For end-users, the fallout from these kinds of breaches can range from increased spam and phishing attempts to financial fraud or reputational harm. For companies, especially those dealing in trust-based services like data brokerage or migration assistance, breaches can trigger regulatory scrutiny, class action lawsuits, and long-term brand erosion.
Moreover, the transnational nature of the impacted entities introduces jurisdictional complexity. Different breach notification laws, consumer protections, and regulatory standards can affect how, and whether, users are informed, compensated, or protected after their data is exposed.
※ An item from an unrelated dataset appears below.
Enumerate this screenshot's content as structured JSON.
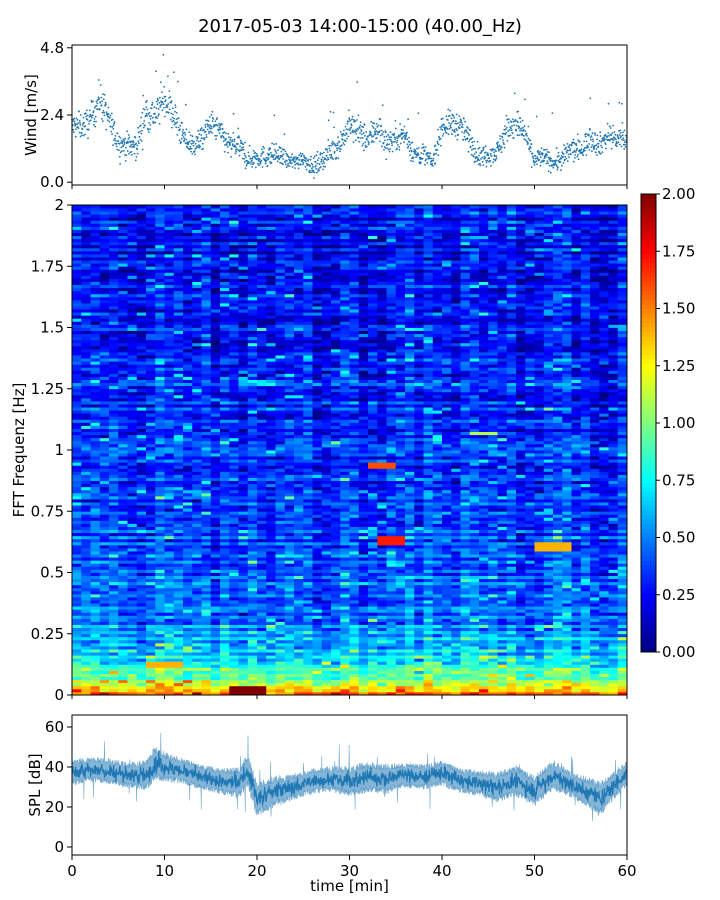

This set of events continues a troubling pattern: organisations across every sector and size remain vulnerable, and the consequences for users can be vast even when those users did not directly engage with the breached platform. As always, the key mitigations remain consistent: for individuals, practices like enabling multi-factor authentication, monitoring for suspicious activity, and limiting the spread of personal data across platforms are essential. For organisations, greater emphasis on proactive data minimisation, security testing, and third-party risk management is needed.
In sum, this batch of breaches highlights both the volume and variety of modern cyber exposure. As the digital economy grows more interconnected, data security becomes not just a technical concern but a fundamental social and economic one, one in which both users and institutions have a stake, and increasingly, a shared vulnerability.
Spotlight
A breach that caught our eye was a South African travel website. We're not sure how long the breach has been flying around. The passwords had already been de-hashed, resulting in a file with the email addresses and plain text passwords being dumped on an underground forum and quickly beginning to circulate. The breach consisted of 133,000 compromised credentials however this is a good example of how people use their work email address to book travel and holiday, as the number of companies caught up with this small breach was disproportionately high.Other news, a ransomware gang had their own security breached when login details and an onion address for their affiliate site were posted on an underground forum. We’re not sure who was the original user, but after reading the thread, someone's in trouble. The login details gave access to the affiliate section of the site.
A proxy provider has experienced a large data breach, and section of their user-base has been exposed online with a sizeable amount of datasets. The website states they provide seven million different proxy's. Spooning through the data we’ve seen lot of emails with a list of IP address’s attached. This could be a gold mine for anyone conducting any OSINT work.
Another interesting set of data compromised came from an eBay store. Not a large number of compromised accounts but different data types compared to the last reported breach incident from 2014 where some 145 million user records were compromised.
And our week would not be complete without a bitcoin company's data being compromised. This time it was company called BitHoven with exposed email addresses and passwords. Other companies last week impacted were business intelligence, marketing (massive), education, IT, media and gaming companies/forums.